Nudismo solidario

Últimamente está de moda ser solidario, tolerante y multicultural. Escasean, sin embargo, muestras sinceras de altruismo y filantropía. El miedo a que los demás se aprovechen de nuestra buena fe nos ha convertido en individualistas acérrimos, y no ayudan mucho actitudes como la de aquel grupo de obesas farsantes que, haciéndose pasar por embarazadas, ocupaban todos los asientos de los autobuses. Supongo que lo habrán leído en la prensa.

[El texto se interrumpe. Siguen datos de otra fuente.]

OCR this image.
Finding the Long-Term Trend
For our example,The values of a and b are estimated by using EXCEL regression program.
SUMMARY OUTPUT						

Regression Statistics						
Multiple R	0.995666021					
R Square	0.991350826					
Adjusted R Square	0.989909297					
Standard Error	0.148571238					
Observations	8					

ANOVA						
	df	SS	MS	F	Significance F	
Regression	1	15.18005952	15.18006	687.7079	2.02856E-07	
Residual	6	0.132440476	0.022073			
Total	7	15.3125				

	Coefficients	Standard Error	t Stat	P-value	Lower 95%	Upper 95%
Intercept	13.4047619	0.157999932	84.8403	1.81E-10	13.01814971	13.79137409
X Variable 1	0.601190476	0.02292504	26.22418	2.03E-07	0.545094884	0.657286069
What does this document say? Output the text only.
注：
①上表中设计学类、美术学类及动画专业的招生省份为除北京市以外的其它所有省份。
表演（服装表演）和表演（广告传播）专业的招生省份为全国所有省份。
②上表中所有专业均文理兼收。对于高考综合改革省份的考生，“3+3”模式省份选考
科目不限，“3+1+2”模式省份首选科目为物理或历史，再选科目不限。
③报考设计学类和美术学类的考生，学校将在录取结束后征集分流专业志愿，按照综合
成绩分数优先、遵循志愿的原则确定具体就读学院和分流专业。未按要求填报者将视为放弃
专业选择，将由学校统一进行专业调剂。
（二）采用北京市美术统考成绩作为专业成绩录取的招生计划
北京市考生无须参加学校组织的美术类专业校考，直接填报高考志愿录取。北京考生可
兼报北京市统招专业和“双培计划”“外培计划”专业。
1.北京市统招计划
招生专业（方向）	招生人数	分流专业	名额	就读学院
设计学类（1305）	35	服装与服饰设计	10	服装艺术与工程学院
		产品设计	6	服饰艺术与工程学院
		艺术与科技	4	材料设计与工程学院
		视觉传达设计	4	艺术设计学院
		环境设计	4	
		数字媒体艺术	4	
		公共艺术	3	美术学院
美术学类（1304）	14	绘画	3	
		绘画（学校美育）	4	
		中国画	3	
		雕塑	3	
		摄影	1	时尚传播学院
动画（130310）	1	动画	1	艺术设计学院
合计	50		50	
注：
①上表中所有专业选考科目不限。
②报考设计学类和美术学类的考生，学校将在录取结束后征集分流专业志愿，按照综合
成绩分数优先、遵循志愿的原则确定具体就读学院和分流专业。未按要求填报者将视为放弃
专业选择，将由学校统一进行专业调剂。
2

Deberíamos tomar ejemplo de los habitantes de Chichorrenco, un pequeño pueblo de Andalucía. Allí tuvo lugar hace diez años una terrible injusticia. El cartero del pueblo discutió con su esposa al sorprenderla paseando con su amante, la echó fuera de casa y aseguró que no quería saber nada más de ella. Furiosa y resentida, la mujer depositó en cada uno de los buzones del pueblo la copia de una fotografía en la que aparecía su marido desnudo y sin teñir.

 

 

La esposa vengativa pensó que todos los habitantes del pueblo se mofarían de su marido al ver aquella fotografía. Sin embargo, el cartero de Chichorrenco era apreciado por todos, y ni siquiera una imagen tan ridícula consiguió que sus vecinos le perdieran el respeto. Su mejor amigo, el cerrajero del pueblo, se fotografió desnudo y repartió una copia de la fotografía a todo el mundo para que su compañero no se sintiera solo. Siguieron su ejemplo Augusto Perriqueten, el verdulero, y sus tres hijos Rosauro, Mauro y Silvio. Josefa y Pepandro Japote, dueños del bar “Epícrates”, apoyaron la iniciativa fotografiando a todos los clientes de su establecimiento, que posaron desnudos con una copita de anís en la mano, obsequio de la casa.

 

Anita y Pallejo Lobruzete, dueños de la panadería del pueblo.

 

Al cabo de tres días todos los habitantes del pueblo se habían fotografiado desnudos, exceptuando obviamente al reverendo Landro-Zurraico Panchín. El alcalde de Chichorrenco, Luño Roñejo “El Trafiqueño”, decidió recopilar todas aquellas imágenes y exponerlas en una sala del ayuntamiento. Las gentes del pueblo colaboraron ilusionadas y pronto atrajeron las visitas de muchos curiosos, que aumentaron el comercio e hicieron prosperar la zona.

 

Rosita y Chancho Jarrapiento, el notario.

 

Nunca antes una comunidad como aquella se había puesto de acuerdo para llevar a cabo un acto tan solidario, que exigía cierto sacrificio por parte de todos. Deberíamos tener siempre presentes a aquellos vecinos, pioneros en la práctica del nudismo solidario.